My happiest discovery this year has been the Braucher’s Sunshine Harvest Farm booth at the Kingfield Farmers Market. The Brauchers raise chemical free 100% grass fed beef and lamb and pasture raised chicken and eggs (I love their eggs, as does Rick Nelson of the Star Tribune). Every week I ask the Brauchers if they have any skirt steak, because, frankly, I’m obsessed. (I know the term skirt steak will never be the same after Lady Gaga’s dress of meat, but do yourself a favor and give one a try if you haven’t.) The skirt steak is the diaphragm muscle – long and flat. It is extremely flavorful, if slightly tough, so it does best with a quick hot grill and slicing across the grain. The Braucher’s skirt steak doesn’t need a marinade because the flavor is so beefilicious, but a chimichurri? Well, I never met a piece of beef that didn’t want to tango with a chimichurri, so I’m going to share two of my secret recipes with you.
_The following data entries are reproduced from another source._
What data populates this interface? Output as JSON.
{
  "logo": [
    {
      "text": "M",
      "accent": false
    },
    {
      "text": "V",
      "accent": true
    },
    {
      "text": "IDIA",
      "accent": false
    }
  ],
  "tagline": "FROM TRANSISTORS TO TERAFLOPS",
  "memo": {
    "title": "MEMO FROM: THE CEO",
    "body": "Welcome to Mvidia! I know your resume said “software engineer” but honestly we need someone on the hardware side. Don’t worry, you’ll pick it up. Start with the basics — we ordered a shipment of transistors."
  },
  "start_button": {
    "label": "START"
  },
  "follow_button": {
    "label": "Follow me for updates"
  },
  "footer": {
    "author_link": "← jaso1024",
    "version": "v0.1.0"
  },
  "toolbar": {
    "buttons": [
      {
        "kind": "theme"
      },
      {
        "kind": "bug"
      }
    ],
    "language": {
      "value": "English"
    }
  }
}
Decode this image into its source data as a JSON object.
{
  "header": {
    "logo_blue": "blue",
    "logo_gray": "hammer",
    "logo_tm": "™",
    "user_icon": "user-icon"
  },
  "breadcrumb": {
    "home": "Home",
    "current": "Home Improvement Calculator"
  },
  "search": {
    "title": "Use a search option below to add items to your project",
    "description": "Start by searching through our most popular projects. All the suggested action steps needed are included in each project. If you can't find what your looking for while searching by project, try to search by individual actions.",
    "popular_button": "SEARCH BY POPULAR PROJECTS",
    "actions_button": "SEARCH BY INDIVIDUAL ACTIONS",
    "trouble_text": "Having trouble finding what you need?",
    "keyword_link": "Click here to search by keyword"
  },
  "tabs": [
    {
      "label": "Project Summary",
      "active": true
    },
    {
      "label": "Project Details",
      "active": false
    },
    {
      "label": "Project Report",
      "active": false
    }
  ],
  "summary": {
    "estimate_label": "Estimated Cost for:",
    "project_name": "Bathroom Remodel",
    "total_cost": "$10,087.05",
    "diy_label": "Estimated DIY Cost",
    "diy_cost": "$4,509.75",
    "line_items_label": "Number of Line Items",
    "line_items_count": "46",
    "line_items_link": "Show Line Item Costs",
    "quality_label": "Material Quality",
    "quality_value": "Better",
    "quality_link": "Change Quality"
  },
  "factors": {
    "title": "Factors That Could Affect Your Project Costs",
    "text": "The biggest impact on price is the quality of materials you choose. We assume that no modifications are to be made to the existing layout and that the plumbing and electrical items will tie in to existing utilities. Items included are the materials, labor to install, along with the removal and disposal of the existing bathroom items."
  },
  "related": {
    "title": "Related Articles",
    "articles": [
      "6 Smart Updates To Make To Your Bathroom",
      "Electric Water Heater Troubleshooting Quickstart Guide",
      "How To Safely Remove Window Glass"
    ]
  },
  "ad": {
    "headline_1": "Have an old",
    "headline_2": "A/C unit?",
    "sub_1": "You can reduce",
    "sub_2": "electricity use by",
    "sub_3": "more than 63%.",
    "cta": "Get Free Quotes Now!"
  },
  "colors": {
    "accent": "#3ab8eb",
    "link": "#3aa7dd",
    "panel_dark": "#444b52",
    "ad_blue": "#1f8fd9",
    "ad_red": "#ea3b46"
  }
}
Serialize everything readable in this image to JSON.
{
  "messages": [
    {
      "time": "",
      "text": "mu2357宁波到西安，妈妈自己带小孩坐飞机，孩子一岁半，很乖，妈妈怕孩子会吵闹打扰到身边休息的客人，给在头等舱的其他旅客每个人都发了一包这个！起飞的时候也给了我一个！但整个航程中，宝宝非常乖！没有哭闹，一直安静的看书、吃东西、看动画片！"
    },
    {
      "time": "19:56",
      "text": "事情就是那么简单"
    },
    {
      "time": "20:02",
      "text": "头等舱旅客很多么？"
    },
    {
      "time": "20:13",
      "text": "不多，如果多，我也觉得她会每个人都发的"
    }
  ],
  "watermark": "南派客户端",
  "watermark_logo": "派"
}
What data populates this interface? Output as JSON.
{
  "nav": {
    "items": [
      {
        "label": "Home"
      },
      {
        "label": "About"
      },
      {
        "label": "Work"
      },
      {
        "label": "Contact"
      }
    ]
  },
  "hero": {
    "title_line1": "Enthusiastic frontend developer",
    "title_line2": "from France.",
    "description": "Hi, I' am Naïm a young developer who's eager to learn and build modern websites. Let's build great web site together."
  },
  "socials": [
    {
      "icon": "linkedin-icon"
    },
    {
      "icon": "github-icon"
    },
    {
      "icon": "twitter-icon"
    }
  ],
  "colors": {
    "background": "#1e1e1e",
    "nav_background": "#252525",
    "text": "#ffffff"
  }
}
The first is for a traditional green chimichurri – this would be a good way to use up that parsley that’s hanging on for dear life in your herb garden. It’s fresh and zingy and the herbiness is a perfect pairing for the strong clean taste of grass fed beef.

The second recipe is for a red chimichurri, which you can pretty much always count on finding in my fridge regardless of whether beef is on the menu or not. It is fiery and vinegary and perfectly cuts through the richness of beef, bringing out the smoke and the char. I also find myself putting it on eggs and in soups. And maybe I dipped a grilled cheese sandwich in it once and fainted from the deliciousness. Maybe. For anything meaty, eggy, cheesy, or creamy, this is your sauce.

Que lo disfruten con salud! Enjoy!

 

Chimichurri Verde (Argentine Green Sauce) - Adapted from New World Kitchen by Norman Van Aken

½ cup minced Italian parsley (you can use half cilantro)

½ cup virgin olive oil

2 tablespoons Spanish sherry vinegar

1 teaspoon cayenne pepper

6 cloves garlic, minced

1 teaspoon freshly ground black pepper

1 teaspoon toasted and ground cumin seeds

½ teaspoon kosher salt

Combine all of the ingredients and mix well. Refrigerated, this will keep for up to 1 month.

Van Aken also suggests mixing some of the chimichurri into mayonnaise for sandwiches or salads. I think this would be a great thing to do with either the red or the green chimichurri.

 

Chimichurri Rojo (Argentine Red Sauce)  – Adapted from New World Kitchen by Norman Van Aken

½ cup Spanish sherry vinegar or red wine vinegar

¼ cup virgin olive oil

1 ½ tablespoons hot paprika*

2 teaspoons cayenne pepper

4 cloves garlic, minced

1 teaspoon freshly ground black pepper

1 teaspoon toasted and ground cumin seeds

1 bay leaf, broken in half

½ teaspoon kosher salt

Combine all of the ingredients and mix well. Refrigerated, this keeps for up to 1 month.

*The first time I made this, I didn’t have hot paprika so I used ¾ tablespoon of sweet paprika and ¾ tablespoon of Spanish pimenton. It was so tasty, I never went back to the original recipe.